Focus sulla placenta

Che cos'è La placenta è l’organo tondeggiante, spugnoso, ricco di vasi sanguigni che collega il bambino alla mamma. Da questa struttura, che si sviluppa e conclude il suo ciclo vitale nell’arco dei nove mesi di gestazione, dipendono il nutrimento e l’ossigenazione del piccolo. È formata da due facce: una fetale, rivolta verso il bambino, l’altra materna, che aderisce alla parete interna dell’utero. Il primo abbozzo di placenta si chiama trofoblasto ed è costituito da poche cellule che si moltiplicano rapidamente. Intorno all’inizio del secondo trimestre, ma a volte anche prima, tra le 10 e le 12 settimane, la placenta appare già ben delineata. Nelle prime settimane di gravidanza, cresce più velocemente del bambino: nel primo trimestre ha un peso superiore a quello del feto, ma con il passare delle settimane è il bambino a superarla per quanto riguarda il peso. Al termine della gravidanza la placenta pesa circa 500-600 grammi, ha un diametro di 18-22 centimetri e uno spessore di 2-4 centimetri.
Che cosa fa Il compito della placenta è complesso: assicura al bambino le sostanze necessarie al suo nutrimento; gli garantisce il giusto apporto di ossigeno; fa da barriera nei confronti di alcune sostanze tossiche ingerite dalla mamma. Per finire produce ormoni, tra cui estrogeni e progesterone, che servono a sostenere la gravidanza. Secondo ricerche recentissime, alcune sostanze prodotte dalla placenta sono inoltre coinvolte nello sviluppo del sistema nervoso del bambino. Nel processo di scambio di nutrimento, ossigeno e altre sostanze mediato dalla placenta, il sangue della mamma e quello del bambino non entrano direttamente in contatto.
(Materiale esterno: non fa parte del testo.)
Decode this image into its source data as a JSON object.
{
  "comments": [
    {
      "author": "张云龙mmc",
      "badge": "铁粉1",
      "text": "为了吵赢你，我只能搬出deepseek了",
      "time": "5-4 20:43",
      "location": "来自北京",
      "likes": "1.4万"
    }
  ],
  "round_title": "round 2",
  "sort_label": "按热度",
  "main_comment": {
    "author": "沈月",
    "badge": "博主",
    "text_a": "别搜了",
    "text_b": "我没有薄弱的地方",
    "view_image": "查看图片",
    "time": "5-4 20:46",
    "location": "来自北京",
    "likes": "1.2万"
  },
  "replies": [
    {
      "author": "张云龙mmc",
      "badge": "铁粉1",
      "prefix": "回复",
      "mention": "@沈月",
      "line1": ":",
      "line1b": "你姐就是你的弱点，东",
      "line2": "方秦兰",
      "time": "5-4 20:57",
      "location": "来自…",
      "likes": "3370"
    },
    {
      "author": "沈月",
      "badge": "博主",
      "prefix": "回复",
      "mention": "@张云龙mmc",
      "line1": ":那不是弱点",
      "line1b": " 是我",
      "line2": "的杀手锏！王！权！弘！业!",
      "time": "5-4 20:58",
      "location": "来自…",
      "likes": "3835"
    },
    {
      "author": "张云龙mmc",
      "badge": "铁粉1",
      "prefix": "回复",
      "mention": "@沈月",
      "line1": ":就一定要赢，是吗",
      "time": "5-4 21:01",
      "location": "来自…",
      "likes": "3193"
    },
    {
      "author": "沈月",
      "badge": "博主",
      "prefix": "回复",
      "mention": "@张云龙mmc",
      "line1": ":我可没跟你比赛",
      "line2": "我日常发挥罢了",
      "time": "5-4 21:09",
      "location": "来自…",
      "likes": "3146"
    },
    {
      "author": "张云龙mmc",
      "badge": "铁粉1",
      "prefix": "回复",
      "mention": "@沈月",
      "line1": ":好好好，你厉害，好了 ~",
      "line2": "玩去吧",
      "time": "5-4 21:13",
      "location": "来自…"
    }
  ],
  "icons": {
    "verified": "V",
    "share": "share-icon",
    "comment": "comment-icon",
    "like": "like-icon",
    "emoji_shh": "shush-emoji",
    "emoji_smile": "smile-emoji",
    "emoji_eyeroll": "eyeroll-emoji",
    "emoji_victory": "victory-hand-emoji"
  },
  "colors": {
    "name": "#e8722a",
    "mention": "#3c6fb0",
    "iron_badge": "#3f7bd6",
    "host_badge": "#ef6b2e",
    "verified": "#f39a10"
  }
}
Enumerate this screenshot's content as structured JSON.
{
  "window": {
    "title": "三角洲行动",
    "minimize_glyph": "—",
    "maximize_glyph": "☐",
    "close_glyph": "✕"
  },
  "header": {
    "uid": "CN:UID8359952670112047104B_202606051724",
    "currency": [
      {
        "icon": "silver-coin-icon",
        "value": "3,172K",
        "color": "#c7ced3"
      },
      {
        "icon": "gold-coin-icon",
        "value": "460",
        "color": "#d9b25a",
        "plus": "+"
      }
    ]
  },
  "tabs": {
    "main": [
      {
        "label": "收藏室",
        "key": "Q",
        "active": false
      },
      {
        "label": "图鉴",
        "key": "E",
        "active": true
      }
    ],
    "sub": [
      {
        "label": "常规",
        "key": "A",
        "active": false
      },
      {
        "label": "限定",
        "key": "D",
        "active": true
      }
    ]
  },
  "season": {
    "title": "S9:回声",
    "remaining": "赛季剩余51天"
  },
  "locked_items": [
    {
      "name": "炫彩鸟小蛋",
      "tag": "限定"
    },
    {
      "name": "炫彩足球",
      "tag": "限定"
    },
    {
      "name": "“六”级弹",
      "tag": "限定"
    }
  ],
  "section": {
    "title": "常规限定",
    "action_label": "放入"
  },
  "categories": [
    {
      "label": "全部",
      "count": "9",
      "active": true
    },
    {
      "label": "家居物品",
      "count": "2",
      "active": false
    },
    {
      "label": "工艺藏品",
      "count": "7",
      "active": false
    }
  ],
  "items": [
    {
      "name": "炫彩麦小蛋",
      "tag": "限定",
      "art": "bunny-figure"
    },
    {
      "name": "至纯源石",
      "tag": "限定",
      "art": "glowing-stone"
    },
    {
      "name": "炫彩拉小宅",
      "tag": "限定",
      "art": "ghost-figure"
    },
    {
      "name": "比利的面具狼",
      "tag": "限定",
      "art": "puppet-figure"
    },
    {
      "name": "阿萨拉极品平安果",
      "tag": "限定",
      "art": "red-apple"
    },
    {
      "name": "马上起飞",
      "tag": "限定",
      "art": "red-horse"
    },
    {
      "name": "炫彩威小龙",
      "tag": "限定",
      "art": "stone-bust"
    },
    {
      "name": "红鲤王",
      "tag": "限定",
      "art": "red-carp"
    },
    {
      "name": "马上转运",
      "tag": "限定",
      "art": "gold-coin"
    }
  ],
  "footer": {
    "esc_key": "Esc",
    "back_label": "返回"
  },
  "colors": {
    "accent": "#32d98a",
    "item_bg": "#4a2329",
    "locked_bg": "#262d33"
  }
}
La placenta previa La placenta è in posizione corretta quando si inserisce in una zona della parete uterina lontana dal collo dell’utero e, quindi, dall’orifizio da cui il bambino esce all’esterno al momento del parto. In una piccola percentuale di casi si posiziona invece in una zona da cui riesce a estendersi fino a questa apertura, a volte ostruendola del tutto: questa condizione è definita placenta previa ed è una delle indicazioni assolute al taglio cesareo. I fattori di rischio per placenta previa sono: l’età materna avanzata; il fumo; aver avuto altri figli; l’assunzione di cocaina; un precedente taglio cesareo; un precedente aborto spontaneo o indotto.
 
Il feto nella diciassettesima settimana di gravidanza
I lineamenti del viso si evidenziano in modo chiarissimo e il bambino acquisisce la fisonomia che avrà alla nascita. Adesso genitali sono perfettamente evidenziati. Comincia a svilupparsi uno strato di grasso sotto la cute.